Ademais, as cortes daquela nação também adotaram entendimento a partir do leading case Granham-York v. York, no sentido de que a companheira que contribuiu financeiramente para a aquisição do bem tem direito a uma parte do imóvel[13]. Neste caso, firmou-se entendimento no sentido de presumir a existência de interesses comuns em relação aos bens adquiridos com a colaboração da convivente[14]. Tal entendimento é semelhante àquele constante do enunciado 380 da Súmula de jurisprudência dominante do Supremo Tribunal Federal, que admite a partilha dos bens frutos do esforço comum, seguindo a lógica da dissolução das sociedades de fato. Observa-se, pois, que – à semelhança do direito germânico — o direito da Inglaterra e do País de Gales também distingue os efeitos sucessórios das uniões de fato (Civil partnership) em relação ao casamento, no intuito de preservar a liberdade dos indivíduos[15]. Por fim, parece-nos equivocada a ideia que advoga uma plena equiparação entre a união estável e o casamento civil quanto a sucessão a causa de morte. Do voto do ministro relator Luis Roberto Barroso, extrai-se argumentação pela ausência de hierarquia entre as entidades familiares constitucionalmente protegidas. A igual dignidade das entidades familiares resultaria, segundo o entendimento do ministro Barroso, na equiparação plena também no tocante aos direitos sucessórios.

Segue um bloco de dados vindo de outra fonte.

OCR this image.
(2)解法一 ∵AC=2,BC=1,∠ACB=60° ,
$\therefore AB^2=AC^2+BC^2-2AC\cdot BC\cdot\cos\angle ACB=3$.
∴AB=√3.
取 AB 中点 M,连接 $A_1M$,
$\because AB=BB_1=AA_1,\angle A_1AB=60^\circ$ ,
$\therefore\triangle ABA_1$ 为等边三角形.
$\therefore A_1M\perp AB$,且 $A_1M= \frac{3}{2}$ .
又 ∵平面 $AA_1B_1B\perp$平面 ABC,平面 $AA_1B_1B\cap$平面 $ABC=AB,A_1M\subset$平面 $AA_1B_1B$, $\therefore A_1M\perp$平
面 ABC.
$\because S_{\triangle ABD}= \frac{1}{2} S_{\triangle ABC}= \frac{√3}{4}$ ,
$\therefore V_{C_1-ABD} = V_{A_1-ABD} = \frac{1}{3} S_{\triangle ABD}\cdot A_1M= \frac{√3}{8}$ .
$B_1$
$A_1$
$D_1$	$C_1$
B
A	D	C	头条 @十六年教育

Ora, ao lado da união estável e do casamento civil, é de se reconhecer também como entidades familiares constitucionalmente tuteladas: a família monoparental (a comunidade formada por qualquer dos pais e seus descendentes), a família anaparental (comunidades formadas por parentes colaterais tais como irmãos, tios e sobrinhos, primos, etc). Os colaterais passarão a ser herdeiros necessários em razão desta suposta igualdade? Um sobrinho que resida no imóvel junto com um tio que vem a falecer pouco depois poderá alegar ser titular de direito real de habitação? Parece-nos que não. Adotar interpretação neste sentido seria ignorar as especificidades de cada uma destas entidades familiares, violando o chamado direito a diferença ou pluralismo das entidades familiares. Como assevera a professora doutora Larissa Maria de Moraes Leal, é necessário lidar com um conceito plural de entidade familiar que atenda às demandas da sociedade contemporânea, de modo que os direitos e deveres reconhecidos em um contexto plural nas relações de família sejam “necessariamente distintos”, de modo a permitir a integração de diversos aspectos tais como o afeto, as conjugalidades, o biologismo etc.[16].

Por ora, o julgamento foi suspenso mais uma vez, a pedido do experiente ministro Marco Aurélio, que tem um perfil garantista; de modo que a questão da equiparação dos efeitos sucessórios da união estável aos do casamento ainda não foi solucionada.